Metadata-Version: 2.4
Name: langchain-markitdown
Version: 0.1.4
Summary: LangChain data loaders based on Markdown by @untrueaxioms.
Home-page: https://github.com/nsasto/langchain-markitdown
Author: Nathan Sasto
License: MIT
Classifier: Development Status :: 3 - Alpha
Classifier: Intended Audience :: Developers
Classifier: Topic :: Software Development :: Libraries :: Python Modules
Classifier: Topic :: Text Processing :: Markup :: Markdown
Classifier: Programming Language :: Python :: 3
Classifier: Programming Language :: Python :: 3.8
Classifier: Programming Language :: Python :: 3.9
Classifier: Programming Language :: Python :: 3.10
Classifier: Programming Language :: Python :: 3.11
Classifier: Programming Language :: Python :: 3.12
Classifier: License :: OSI Approved :: MIT License
Classifier: Operating System :: OS Independent
Requires-Python: >=3.8
Description-Content-Type: text/markdown
License-File: LICENSE
Requires-Dist: markitdown[all]
Requires-Dist: langchain_core
Requires-Dist: langchain-text-splitters
Requires-Dist: langchain_openai
Requires-Dist: docx
Provides-Extra: dev
Requires-Dist: pytest; extra == "dev"
Requires-Dist: python-docx; extra == "dev"
Requires-Dist: python-pptx; extra == "dev"
Requires-Dist: openpyxl; extra == "dev"
Requires-Dist: pytest-cov; extra == "dev"
Dynamic: author
Dynamic: classifier
Dynamic: description
Dynamic: description-content-type
Dynamic: home-page
Dynamic: license
Dynamic: license-file
Dynamic: provides-extra
Dynamic: requires-dist
Dynamic: requires-python
Dynamic: summary

# Markitdown LangChain Integration

This project provides document loaders that seamlessly integrate the Markitdown library with LangChain. Markitdown excels at converting various document types (DOCX, PPTX, XLSX, and more) into Markdown format. These loaders empower you to effortlessly load, process, and analyze these documents within your LangChain pipelines.

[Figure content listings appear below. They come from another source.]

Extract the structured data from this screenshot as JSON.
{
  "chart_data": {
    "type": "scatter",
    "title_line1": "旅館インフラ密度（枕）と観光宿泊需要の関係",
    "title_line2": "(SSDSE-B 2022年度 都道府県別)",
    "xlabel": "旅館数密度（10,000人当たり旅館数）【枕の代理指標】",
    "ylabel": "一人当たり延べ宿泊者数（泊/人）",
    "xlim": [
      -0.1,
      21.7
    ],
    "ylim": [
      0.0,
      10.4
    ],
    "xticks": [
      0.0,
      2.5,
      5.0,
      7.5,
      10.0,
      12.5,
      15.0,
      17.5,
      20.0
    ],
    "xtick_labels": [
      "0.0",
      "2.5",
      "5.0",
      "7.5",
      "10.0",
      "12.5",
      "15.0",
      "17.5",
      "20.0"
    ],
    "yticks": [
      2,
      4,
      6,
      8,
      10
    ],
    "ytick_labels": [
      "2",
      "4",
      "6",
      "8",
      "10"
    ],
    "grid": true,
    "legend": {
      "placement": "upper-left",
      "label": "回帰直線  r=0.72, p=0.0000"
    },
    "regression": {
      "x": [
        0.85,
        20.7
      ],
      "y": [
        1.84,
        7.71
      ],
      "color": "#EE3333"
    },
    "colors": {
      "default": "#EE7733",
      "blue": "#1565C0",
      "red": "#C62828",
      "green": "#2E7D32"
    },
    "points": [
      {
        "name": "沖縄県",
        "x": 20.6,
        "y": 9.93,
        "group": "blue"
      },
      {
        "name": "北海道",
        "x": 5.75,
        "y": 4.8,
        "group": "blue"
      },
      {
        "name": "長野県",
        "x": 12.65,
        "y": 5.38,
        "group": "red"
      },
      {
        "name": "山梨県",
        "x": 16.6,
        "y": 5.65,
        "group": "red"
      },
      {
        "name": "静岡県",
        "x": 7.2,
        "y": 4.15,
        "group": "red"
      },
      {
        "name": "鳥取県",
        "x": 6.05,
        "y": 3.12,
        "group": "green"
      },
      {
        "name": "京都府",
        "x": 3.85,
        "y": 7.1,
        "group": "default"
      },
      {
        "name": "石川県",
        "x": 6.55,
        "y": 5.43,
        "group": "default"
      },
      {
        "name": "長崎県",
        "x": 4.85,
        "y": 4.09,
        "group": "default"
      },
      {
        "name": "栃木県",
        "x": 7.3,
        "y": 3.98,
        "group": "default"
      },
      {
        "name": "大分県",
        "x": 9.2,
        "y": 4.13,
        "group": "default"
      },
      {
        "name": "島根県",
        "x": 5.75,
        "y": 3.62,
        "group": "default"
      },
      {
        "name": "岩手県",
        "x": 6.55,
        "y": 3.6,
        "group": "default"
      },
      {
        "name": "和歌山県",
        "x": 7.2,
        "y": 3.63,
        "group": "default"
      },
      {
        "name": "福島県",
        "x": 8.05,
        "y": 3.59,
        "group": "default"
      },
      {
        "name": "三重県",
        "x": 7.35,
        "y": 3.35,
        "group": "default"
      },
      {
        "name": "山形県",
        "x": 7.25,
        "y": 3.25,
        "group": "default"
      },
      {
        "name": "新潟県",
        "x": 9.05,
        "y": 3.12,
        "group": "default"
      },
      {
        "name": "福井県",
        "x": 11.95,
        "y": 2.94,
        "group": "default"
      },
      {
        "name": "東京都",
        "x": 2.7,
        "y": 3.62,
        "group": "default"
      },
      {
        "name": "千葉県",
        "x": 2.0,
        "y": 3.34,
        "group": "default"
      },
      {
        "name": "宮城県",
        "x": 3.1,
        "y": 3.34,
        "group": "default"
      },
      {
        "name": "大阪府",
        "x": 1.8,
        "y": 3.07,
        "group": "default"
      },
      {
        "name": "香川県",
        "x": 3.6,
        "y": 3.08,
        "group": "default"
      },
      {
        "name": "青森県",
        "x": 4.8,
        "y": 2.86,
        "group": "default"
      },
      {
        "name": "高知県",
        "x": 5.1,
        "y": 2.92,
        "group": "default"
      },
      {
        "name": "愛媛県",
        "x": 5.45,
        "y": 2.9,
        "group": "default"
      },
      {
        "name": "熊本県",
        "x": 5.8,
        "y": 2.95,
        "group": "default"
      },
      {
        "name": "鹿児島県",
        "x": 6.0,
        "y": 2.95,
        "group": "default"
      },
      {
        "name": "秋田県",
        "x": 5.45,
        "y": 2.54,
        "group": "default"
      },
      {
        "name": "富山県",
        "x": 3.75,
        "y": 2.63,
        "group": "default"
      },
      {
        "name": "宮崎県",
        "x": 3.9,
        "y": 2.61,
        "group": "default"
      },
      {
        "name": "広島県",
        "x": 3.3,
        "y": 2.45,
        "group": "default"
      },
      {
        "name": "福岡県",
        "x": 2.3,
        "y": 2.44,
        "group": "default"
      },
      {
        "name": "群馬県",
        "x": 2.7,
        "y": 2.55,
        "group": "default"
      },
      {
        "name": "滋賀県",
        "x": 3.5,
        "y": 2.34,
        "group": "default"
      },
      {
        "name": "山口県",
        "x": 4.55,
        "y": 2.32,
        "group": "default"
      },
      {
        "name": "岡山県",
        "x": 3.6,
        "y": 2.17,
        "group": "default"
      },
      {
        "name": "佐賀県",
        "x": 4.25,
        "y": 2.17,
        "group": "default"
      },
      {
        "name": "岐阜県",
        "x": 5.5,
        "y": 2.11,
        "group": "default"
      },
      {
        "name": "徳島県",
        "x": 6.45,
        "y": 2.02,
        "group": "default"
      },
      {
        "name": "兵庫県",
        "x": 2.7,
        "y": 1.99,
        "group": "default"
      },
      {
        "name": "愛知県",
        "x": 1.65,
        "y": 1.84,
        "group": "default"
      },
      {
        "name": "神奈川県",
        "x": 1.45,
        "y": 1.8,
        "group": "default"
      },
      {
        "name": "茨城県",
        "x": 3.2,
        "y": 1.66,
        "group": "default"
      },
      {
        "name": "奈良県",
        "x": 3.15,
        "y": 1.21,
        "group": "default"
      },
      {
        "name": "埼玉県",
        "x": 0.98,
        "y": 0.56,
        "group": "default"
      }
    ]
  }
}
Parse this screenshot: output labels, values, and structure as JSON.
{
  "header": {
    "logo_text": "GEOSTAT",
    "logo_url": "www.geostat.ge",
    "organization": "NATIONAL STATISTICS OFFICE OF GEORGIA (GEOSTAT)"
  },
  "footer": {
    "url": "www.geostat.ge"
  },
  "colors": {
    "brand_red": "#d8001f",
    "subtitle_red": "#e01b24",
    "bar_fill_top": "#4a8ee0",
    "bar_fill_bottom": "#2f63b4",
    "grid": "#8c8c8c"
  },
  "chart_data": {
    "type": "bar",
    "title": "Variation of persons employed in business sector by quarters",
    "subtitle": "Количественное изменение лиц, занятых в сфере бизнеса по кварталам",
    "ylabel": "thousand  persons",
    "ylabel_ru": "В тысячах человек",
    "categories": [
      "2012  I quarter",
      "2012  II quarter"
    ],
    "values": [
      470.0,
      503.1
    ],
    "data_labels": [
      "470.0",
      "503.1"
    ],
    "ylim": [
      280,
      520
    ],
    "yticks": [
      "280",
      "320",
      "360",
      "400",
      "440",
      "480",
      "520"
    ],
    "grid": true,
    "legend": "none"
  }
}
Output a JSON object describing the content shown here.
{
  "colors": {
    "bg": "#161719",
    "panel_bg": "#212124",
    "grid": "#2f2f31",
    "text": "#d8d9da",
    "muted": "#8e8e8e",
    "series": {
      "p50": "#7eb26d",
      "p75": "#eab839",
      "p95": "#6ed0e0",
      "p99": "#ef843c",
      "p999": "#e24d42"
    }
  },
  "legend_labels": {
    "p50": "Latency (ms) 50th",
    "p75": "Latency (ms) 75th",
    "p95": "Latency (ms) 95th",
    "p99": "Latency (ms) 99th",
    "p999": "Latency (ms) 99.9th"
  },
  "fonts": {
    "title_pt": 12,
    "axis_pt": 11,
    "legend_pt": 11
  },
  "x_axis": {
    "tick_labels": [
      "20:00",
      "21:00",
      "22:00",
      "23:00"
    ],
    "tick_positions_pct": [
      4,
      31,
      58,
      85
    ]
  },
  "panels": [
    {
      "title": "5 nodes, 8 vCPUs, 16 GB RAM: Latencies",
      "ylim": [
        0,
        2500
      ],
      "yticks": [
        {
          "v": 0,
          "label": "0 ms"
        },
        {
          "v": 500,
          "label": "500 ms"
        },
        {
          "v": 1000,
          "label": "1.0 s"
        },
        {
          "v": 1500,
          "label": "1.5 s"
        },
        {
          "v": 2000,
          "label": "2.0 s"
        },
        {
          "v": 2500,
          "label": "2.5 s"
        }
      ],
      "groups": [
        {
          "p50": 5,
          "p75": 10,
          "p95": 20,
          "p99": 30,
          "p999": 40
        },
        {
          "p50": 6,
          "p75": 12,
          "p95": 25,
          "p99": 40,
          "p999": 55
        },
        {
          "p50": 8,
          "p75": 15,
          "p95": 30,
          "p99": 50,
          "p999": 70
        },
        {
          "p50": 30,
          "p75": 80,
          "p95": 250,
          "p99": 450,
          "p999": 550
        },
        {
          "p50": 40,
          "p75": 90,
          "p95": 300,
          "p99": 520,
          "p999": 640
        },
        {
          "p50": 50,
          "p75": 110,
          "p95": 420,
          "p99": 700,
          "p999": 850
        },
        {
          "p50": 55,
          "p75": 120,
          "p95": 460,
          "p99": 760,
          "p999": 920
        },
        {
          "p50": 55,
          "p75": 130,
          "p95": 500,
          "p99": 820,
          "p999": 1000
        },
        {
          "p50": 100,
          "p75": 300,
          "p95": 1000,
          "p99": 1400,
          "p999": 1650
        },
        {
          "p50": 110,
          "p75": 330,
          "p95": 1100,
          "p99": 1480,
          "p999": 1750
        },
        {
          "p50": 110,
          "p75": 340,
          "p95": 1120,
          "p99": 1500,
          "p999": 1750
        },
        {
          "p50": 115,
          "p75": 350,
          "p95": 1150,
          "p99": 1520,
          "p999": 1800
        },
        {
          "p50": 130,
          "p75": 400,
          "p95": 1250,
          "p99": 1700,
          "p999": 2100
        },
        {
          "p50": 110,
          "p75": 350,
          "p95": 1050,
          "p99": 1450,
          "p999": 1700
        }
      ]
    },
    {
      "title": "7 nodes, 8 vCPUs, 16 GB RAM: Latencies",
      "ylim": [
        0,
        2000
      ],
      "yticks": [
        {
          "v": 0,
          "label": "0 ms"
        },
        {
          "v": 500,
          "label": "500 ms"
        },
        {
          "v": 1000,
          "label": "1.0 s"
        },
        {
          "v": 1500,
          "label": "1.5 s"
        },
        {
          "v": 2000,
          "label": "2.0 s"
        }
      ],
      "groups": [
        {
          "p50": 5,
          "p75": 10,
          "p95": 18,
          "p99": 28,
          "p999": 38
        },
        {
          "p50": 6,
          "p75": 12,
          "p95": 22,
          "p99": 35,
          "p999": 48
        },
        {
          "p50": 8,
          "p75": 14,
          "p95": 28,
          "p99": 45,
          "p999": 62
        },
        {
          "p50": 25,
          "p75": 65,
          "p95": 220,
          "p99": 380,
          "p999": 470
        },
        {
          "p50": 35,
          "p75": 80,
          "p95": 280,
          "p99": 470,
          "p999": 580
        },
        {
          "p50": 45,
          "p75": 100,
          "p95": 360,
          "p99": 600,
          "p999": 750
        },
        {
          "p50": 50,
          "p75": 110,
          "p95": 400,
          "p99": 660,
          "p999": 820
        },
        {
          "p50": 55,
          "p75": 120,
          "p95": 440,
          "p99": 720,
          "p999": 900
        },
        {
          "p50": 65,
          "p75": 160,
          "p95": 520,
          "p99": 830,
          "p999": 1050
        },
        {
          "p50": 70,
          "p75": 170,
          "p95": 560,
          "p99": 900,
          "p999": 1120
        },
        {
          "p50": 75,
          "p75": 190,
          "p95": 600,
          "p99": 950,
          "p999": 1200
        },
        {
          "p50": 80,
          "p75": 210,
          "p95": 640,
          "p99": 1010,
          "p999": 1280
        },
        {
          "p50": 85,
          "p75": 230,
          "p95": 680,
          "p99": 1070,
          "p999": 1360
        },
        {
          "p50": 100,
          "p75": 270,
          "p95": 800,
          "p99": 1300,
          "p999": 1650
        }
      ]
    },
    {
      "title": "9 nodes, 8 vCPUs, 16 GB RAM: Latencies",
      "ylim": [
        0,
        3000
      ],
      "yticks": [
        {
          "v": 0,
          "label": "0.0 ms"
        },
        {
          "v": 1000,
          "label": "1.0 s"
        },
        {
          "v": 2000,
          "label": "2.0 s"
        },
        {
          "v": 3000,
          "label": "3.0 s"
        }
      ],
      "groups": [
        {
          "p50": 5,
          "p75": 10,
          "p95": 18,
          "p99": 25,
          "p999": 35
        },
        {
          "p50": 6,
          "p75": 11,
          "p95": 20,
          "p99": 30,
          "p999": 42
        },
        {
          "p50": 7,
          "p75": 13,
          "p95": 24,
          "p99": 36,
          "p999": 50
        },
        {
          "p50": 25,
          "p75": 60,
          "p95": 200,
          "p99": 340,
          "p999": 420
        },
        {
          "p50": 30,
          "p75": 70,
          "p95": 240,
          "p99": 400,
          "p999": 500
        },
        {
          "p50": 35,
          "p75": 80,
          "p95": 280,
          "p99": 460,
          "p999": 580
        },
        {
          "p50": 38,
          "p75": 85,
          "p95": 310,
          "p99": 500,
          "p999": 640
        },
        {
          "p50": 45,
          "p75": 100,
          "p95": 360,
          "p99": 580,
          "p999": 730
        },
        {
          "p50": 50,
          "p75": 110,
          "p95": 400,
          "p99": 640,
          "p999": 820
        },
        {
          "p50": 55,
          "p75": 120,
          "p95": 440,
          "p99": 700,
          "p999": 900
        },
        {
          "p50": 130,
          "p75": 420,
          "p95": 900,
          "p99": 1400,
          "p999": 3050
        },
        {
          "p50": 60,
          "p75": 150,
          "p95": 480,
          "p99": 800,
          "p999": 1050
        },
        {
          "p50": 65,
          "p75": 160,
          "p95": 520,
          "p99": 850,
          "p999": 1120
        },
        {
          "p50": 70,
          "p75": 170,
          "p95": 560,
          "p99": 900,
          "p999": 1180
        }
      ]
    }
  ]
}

MarkItDown is a lightweight Python utility designed for converting diverse file formats into Markdown, optimized for use with Large Language Models (LLMs) and related text analysis workflows. It shares similarities with `textract` but distinguishes itself by prioritizing the preservation of crucial document structure and content as Markdown. This includes headings, lists, tables, links, and more. While the output is generally readable, its primary purpose is to be consumed by text analysis tools, rather than serving as a high-fidelity document conversion solution for human readers.

Explore the MarkItDown project on GitHub: [https://github.com/microsoft/markitdown](https://github.com/microsoft/markitdown)

Currently, MarkItDown supports:

- PDF
- PowerPoint
- Word
- Excel
- Images (EXIF metadata and OCR)
- Audio (EXIF metadata and speech transcription)
- HTML
- Text-based formats (CSV, JSON, XML)
- ZIP files (iterates over contents)
- YouTube URLs
- EPUBs
- ...and many more!

While this project borrows liberally from the amazing LangChain and Markitdown projects, it is not affiliated with either in any way.

## Installation

Install the package using pip:

```bash
pip install markitdown-langchain
```

## Usage

### Specific Examples

#### DOCX


```
from markitdown_langchain import DocxLoader

loader = DocxLoader("path/to/your/document.docx")
documents = loader.load()
```

#### PPTX

```
from markitdown_langchain import PptxLoader

loader = PptxLoader("path/to/your/presentation.pptx")
documents = loader.load()
```

#### XLSX


```
from markitdown_langchain import XlsxLoader

loader = XlsxLoader("path/to/your/spreadsheet.xlsx")
documents = loader.load()
```

## Metadata

The `Document` objects returned by the loaders include the following metadata:

- `source`: The path to the source file.
- `file_name`: The name of the source file.
- `file_size`: The size of the source file in bytes.
- `conversion_success`: A boolean indicating whether the conversion to Markdown was successful.
- `author`: The author of the document (if available in the document metadata).
- `page_number`: The page number (if splitting by page).
Header information: When splitting by headers, the metadata will also include the header levels and values for each split.

## Contributing

Contributions are welcome! Please fork the repository and submit a pull request with your changes.

## License

[MIT License](LICENSE)

## Trademarks

Markitdown, and so this project by extension, may contain trademarks or logos for projects, products, or services. Authorized use of Microsoft trademarks or logos is subject to and must follow Microsoft's Trademark & Brand Guidelines. Use of Microsoft trademarks or logos in modified versions of this project must not cause confusion or imply Microsoft sponsorship. Any use of third-party trademarks or logos are subject to those third-party's policies.